By Bruce Anderson and David Coletto
If an election were held right now, the Liberal Party (36%) lead nationally – five-point ahead of the Conservatives (31%) – but Liberal support has slid four points since our last measurement at the end of June.
The Liberals lead has shrunk to 7-points in Ontario, 4-points over the BQ in Quebec, and the Liberals are tied with the NDP in BC, with the Conservatives trailing in third.

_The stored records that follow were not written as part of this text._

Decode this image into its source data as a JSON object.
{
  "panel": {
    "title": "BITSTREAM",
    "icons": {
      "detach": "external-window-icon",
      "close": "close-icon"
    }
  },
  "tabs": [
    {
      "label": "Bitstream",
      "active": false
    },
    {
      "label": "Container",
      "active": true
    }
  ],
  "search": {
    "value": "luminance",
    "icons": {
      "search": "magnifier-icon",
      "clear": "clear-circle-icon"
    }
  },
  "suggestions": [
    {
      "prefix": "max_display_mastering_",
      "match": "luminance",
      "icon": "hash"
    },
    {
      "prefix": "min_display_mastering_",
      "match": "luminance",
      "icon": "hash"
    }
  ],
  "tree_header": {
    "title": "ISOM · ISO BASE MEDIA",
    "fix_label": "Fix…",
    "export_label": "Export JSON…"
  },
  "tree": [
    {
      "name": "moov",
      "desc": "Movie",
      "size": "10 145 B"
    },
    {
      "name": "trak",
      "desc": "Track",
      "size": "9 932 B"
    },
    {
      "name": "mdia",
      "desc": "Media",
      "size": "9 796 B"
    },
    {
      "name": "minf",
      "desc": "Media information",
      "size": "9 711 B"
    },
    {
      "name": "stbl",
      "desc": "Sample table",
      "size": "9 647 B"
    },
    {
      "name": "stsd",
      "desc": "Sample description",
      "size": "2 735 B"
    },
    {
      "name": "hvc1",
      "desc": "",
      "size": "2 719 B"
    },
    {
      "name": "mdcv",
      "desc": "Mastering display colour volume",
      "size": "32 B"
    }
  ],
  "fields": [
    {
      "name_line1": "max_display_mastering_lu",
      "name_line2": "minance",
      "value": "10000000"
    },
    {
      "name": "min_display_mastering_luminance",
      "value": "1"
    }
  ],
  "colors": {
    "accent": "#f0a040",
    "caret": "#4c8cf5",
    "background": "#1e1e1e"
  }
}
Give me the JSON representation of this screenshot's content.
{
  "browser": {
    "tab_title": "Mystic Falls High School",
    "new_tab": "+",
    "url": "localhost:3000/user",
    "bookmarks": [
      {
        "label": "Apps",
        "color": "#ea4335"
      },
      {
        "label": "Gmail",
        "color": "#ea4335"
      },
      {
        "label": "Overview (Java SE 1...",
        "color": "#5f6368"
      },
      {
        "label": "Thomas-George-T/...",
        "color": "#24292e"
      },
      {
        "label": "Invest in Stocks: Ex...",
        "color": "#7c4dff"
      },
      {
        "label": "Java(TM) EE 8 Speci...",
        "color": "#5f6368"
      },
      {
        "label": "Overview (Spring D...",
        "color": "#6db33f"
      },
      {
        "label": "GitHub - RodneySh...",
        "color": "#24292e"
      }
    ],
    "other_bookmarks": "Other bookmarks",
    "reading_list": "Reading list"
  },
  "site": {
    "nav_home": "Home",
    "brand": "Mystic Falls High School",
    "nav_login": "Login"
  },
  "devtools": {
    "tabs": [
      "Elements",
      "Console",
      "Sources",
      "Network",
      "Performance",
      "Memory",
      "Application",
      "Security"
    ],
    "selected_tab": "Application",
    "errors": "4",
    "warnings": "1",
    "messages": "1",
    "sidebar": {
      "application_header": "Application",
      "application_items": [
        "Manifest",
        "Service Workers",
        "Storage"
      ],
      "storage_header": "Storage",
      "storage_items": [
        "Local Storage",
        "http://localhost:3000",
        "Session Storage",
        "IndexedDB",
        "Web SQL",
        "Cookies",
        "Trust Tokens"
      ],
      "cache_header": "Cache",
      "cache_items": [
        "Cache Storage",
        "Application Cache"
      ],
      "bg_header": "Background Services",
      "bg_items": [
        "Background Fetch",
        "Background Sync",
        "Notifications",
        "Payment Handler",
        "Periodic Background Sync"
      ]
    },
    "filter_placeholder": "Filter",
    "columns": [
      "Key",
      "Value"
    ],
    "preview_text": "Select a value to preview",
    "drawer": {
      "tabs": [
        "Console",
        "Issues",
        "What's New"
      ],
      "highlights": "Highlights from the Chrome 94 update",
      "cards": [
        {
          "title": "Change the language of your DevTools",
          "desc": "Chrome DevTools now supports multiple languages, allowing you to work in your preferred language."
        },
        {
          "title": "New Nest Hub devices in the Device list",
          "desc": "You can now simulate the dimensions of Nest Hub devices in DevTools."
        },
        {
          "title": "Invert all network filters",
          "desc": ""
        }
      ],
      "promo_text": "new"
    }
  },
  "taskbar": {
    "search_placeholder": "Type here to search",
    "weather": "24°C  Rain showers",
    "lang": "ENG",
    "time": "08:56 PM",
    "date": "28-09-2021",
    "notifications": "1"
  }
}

Public impressions of the Prime Minister have also taken a hit, dropping 5-points over the past month. Today 42% have a positive view of Mr. Trudeau and 36% say their feeling is negative. On a regional basis, Mr. Trudeau is net +6 nationally (42% positive, 36% negative), +9 in BC, +9 in Ontario, +6 in Quebec and +14 in Atlantic Canada.
By a 14-point margin, more people approve of the federal government’s performance today than disapprove (48% approve, 34% disapprove), although approval is down 10-points over the past two months and 4-points since June. Approval remains above 50% in BC, Ontario and Atlantic Canada but has sagged below in Quebec and the Prairies. In Quebec, approval of the federal government is down 12-points, to 40%.
THE WE CHARITY CONTROVERSY
Across the country, 14% have been following the controversy over the federal government’s plan to engage the We Charity to operate a summer jobs program. Another 33% have been following it fairly closely.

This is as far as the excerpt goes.